Postpartum conditions that new mothers should not overlook
Being pregnant is a lot of work. As an expecting mother, you are responsible for taking care of yourself and your unborn baby during the whole 9 months period up until you have a safe delivery.
However, giving birth isn’t the end of the pregnancy process. While pregnant, your body has gone through many changes to accommodate the new life in you. After delivery, your body starts to change again. These postnatal changes may be very overwhelming for new mothers, mainly as not all of the changes deal with physical but also have mental and emotional effects.
As a new mother, it is encouraged to constantly check yourself for recent changes post-delivery and to properly communicate with your partner or other relatives when you feel overwhelmed.
Postpartum status of new mothers with essential self-care guides.
Usually, about 6 weeks after birth, new mothers often face “Postnatal conditions.” This is when the body is adjusting back to what it was pre-pregnancy. A few of the notable changes include:
- Vaginal Discharge: After delivery, your body tries to remove all the blood and tissue left inside your uterus. The excretion is usually liquid and heavy for the first few days, after which it becomes lighter. During this period, try to change your sanitary pads frequently. This discharge usually lasts for a few weeks or a few months.
- Hair loss: Many women record significant hair loss after giving birth. In fact, this is one of the most common body changes after childbirth. It is entirely normal and shouldn’t be taken seriously. Do not feel overwhelmed if your once long and thick hair looks short and thin.

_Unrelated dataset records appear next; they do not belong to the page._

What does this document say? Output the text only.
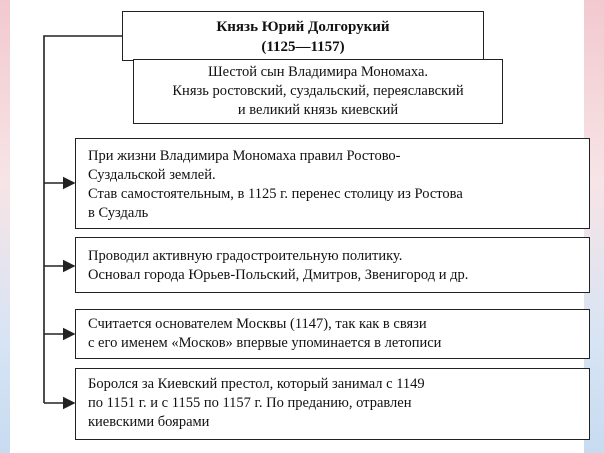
Князь Юрий Долгорукий
(1125—1157)
Шестой сын Владимира Мономаха.
Князь ростовский, суздальский, переяславский
и великий князь киевский
При жизни Владимира Мономаха правил Ростово-
Суздальской землей.
Став самостоятельным, в 1125 г. перенес столицу из Ростова
в Суздаль
Проводил активную градостроительную политику.
Основал города Юрьев-Польский, Дмитров, Звенигород и др.
Считается основателем Москвы (1147), так как в связи
с его именем «Москов» впервые упоминается в летописи
Боролся за Киевский престол, который занимал с 1149
по 1151 г. и с 1155 по 1157 г. По преданию, отравлен
киевскими боярами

- Breast engorgement: This refers to when your breast feels tight and swollen. After childbirth, many new mothers often have breasts that are hard, tight, painful, and perhaps trembling. This is because your breasts are now filled with milk. Once you start breastfeeding, the discomfort will reduce significantly. Also, try massaging your nipples while alternating with feeding the baby frequently.
- Abdominal skin and stretch marks around the waist are considered postnatal conditions that all new mothers have to face. This is because the size of the skin in such areas has expanded during pregnancy and childbirth. However, not to worry, as there are skin creams that may be used to help get rid of the stretch marks.

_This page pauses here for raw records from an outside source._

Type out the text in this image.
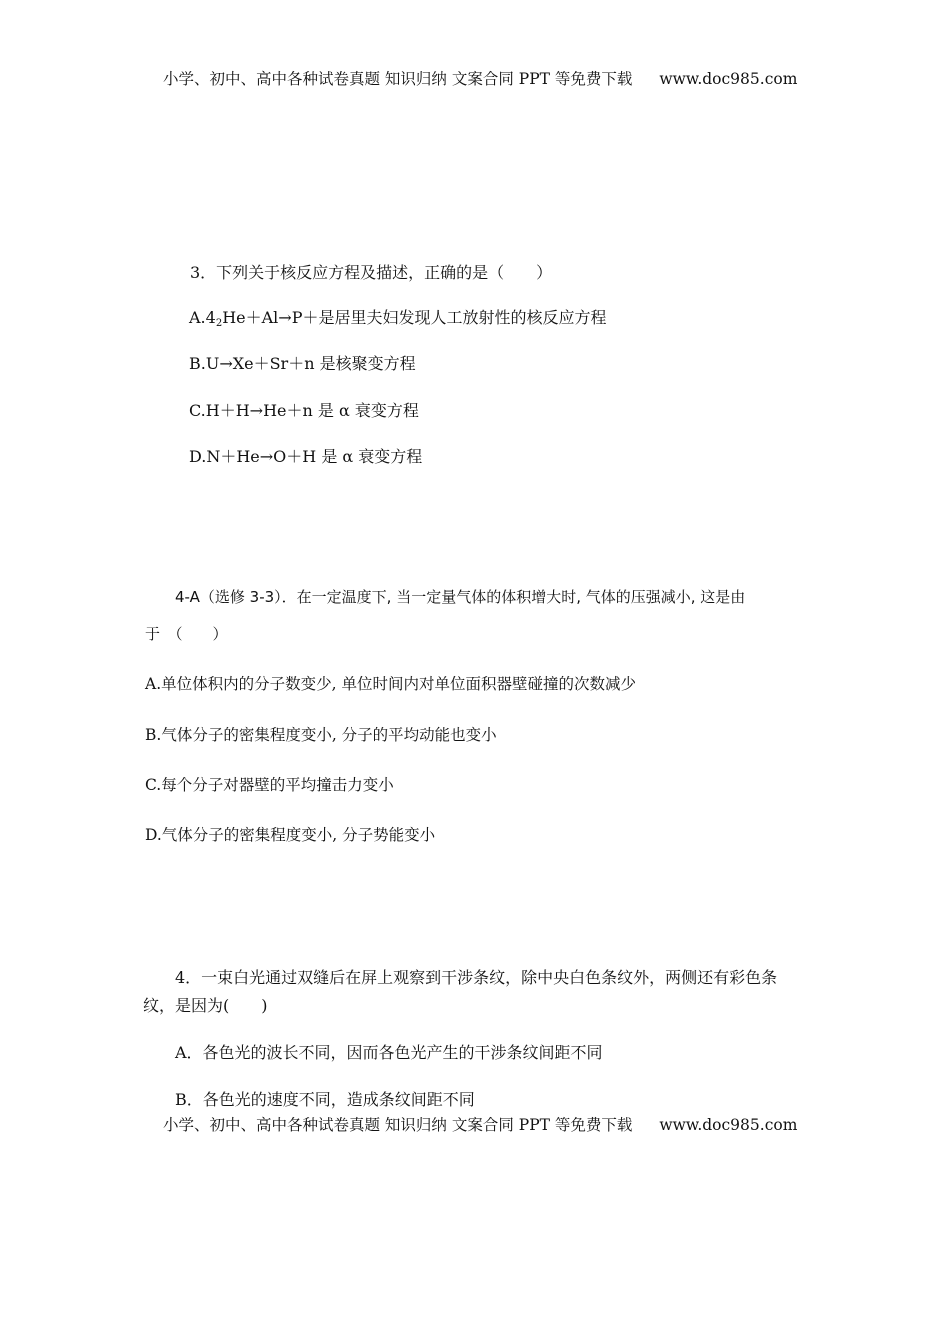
小学、初中、高中各种试卷真题 知识归纳 文案合同 PPT 等免费下载 www.doc985.com
3．下列关于核反应方程及描述，正确的是（　　）
$A.4_2He+Al\to P+$是居里夫妇发现人工放射性的核反应方程
B.U→Xe＋Sr＋n 是核聚变方程
C.H＋H→He＋n 是 α 衰变方程
D.N＋He→O＋H 是 α 衰变方程
4-A（选修 3-3）．在一定温度下, 当一定量气体的体积增大时, 气体的压强减小, 这是由
于　（　　）
A.单位体积内的分子数变少, 单位时间内对单位面积器壁碰撞的次数减少
B.气体分子的密集程度变小, 分子的平均动能也变小
C.每个分子对器壁的平均撞击力变小
D.气体分子的密集程度变小, 分子势能变小
4．一束白光通过双缝后在屏上观察到干涉条纹，除中央白色条纹外，两侧还有彩色条
纹，是因为(　　)
A．各色光的波长不同，因而各色光产生的干涉条纹间距不同
B．各色光的速度不同，造成条纹间距不同
小学、初中、高中各种试卷真题 知识归纳 文案合同 PPT 等免费下载 www.doc985.com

- Urinary incontinence: During childbirth, a woman’s pelvis expands, and it takes at least 3 weeks to return to normal. Therefore, there may be some problems with urinary incontinence, which is a lack of bladder control. This is also common, and you are encouraged to engage in Kegels (bladder strengthening exercises, pelvic floor therapy and to wear tampons or diapers throughout the postpartum period.
- Postpartum Depression: As earlier said, not all postnatal conditions are physical. Postpartum depression is a psychological condition that occurs after childbirth. It causes a lot of hormonal changes making you feel many emotions simultaneously. You may feel anxious, sad, irritable, hopeless, and have constant mood swings.
Some of these feelings are normal and manageable. However, if the symptoms are very severe, you should consult a psychiatrist immediately.
The role of the partner and relatives in helping new mothers handle post natal conditions.
What new mothers face with postnatal conditions is difficult. For this reason, their partners have an essential role to play in helping take care of new mothers both physically and mentally.
Many of the symptoms may go unnoticed by the women due to how tired and overwhelmed they feel. Hence, their partners should always make a mental check for changes in the mother’s body or mental state.
Everyone has to play their part in ensuring that the child is brought up in a healthy home. The family shouldn’t be quick to judge the mother or expect so much from her. They should be willing to constantly lend a helping hand and relieve her from the pressure of taking care of a newborn.